Meniatkan dunia dalam amal akhirat, kurang tepat bila dihukumi salah semuanya. Adanya hadis di atas dan yang semakna, menunjukkan bahwa meniatkan dunia dalam amal akhirat perlu dirinci. Keterangan ini sebagaimana dijelaskan oleh Syaikh Sholih Alu Syaikh -hafidzohullah- dalam Kitab “At-Tamhid Syarah Kitab At-Tauhid” :
Pertama, amal ibadah yang tidak diiming – imingi manfaat dunia oleh syariat. Seperti sholat, puasa dan yang lainnya. Maka meniatkan amal ibadah yang seperti ini untuk mencari dunia, hukumnya terlarang, bahkan termasuk perbuatan syirik.
Kedua, amal ibadah yang diiming – imingi manfaat dunia oleh syariat.

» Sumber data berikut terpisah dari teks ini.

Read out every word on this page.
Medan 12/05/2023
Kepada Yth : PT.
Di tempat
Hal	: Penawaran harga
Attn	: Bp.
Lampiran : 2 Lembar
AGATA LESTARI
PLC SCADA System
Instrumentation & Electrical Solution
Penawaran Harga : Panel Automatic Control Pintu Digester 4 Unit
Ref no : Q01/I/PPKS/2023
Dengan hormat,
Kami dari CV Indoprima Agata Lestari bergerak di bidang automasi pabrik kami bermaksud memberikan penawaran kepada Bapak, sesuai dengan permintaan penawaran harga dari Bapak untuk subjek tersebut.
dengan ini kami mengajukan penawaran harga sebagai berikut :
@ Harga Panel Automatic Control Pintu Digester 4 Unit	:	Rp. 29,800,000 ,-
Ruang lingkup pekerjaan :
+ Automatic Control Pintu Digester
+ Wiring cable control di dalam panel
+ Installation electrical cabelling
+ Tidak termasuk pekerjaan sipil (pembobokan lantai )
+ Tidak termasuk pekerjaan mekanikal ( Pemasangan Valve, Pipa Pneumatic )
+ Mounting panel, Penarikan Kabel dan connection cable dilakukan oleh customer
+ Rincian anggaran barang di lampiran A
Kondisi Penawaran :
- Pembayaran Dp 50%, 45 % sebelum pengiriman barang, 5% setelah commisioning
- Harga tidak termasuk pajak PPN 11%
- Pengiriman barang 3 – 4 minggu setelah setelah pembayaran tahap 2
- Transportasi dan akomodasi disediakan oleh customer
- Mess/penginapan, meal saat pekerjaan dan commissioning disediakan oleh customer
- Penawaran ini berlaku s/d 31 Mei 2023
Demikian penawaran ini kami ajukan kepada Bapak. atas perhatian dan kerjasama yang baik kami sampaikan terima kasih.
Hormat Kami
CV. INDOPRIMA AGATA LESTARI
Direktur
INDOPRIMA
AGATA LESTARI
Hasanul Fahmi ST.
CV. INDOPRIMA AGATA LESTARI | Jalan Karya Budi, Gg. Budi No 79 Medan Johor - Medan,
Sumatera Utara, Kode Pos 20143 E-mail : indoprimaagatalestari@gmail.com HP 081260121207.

Seperti amalan yang dibahas di sini; silaturahmi, lalu berbakti kepada kedua orangtua dan yang lainnya. Hukum meniatkan dunia pada amalan yang seperti ini, dapat diketahui melului rincian berikut :
- Meniatkan dunia seutuhnya, 100 % untuk keuntungan dunia, maka tidak boleh. Dia berpeluang terkena ancaman pada ayat di atas.
- Meniatkan pahala akhirat dan manfaat duniawi. Asalnya dia niatkan untuk mencari pahala Allah di akhirat dan agar terjauhkan dari siksa neraka, namun terbetik juga keinginan mendapatkan pahala duniawi dari ibadahnya, maka hukumnya boleh. Di saat syariat mulia ini menyebut manfaat – manfaat dunia itu sebagai iming – iming amal sholih, maka ini menunjukkan bolehnya meniatkan amalan – amalan seperti itu untuk mencari akhirat dan manfaat duniawi secara bersamaan.
Selain hadis tentang silaturahmi di atas, ada dalil – dalil lainnya yang menguatkan keterangan ini. Yaitu hadis yang berbunyi,
من قتل قتيلا عليه بينة فله سلبه
“Siapa yang membunuh musuh saat perang dan ada buktinya, maka dia berhak mendapatkan salabnya.” (HR. Bukhori dan Muslim)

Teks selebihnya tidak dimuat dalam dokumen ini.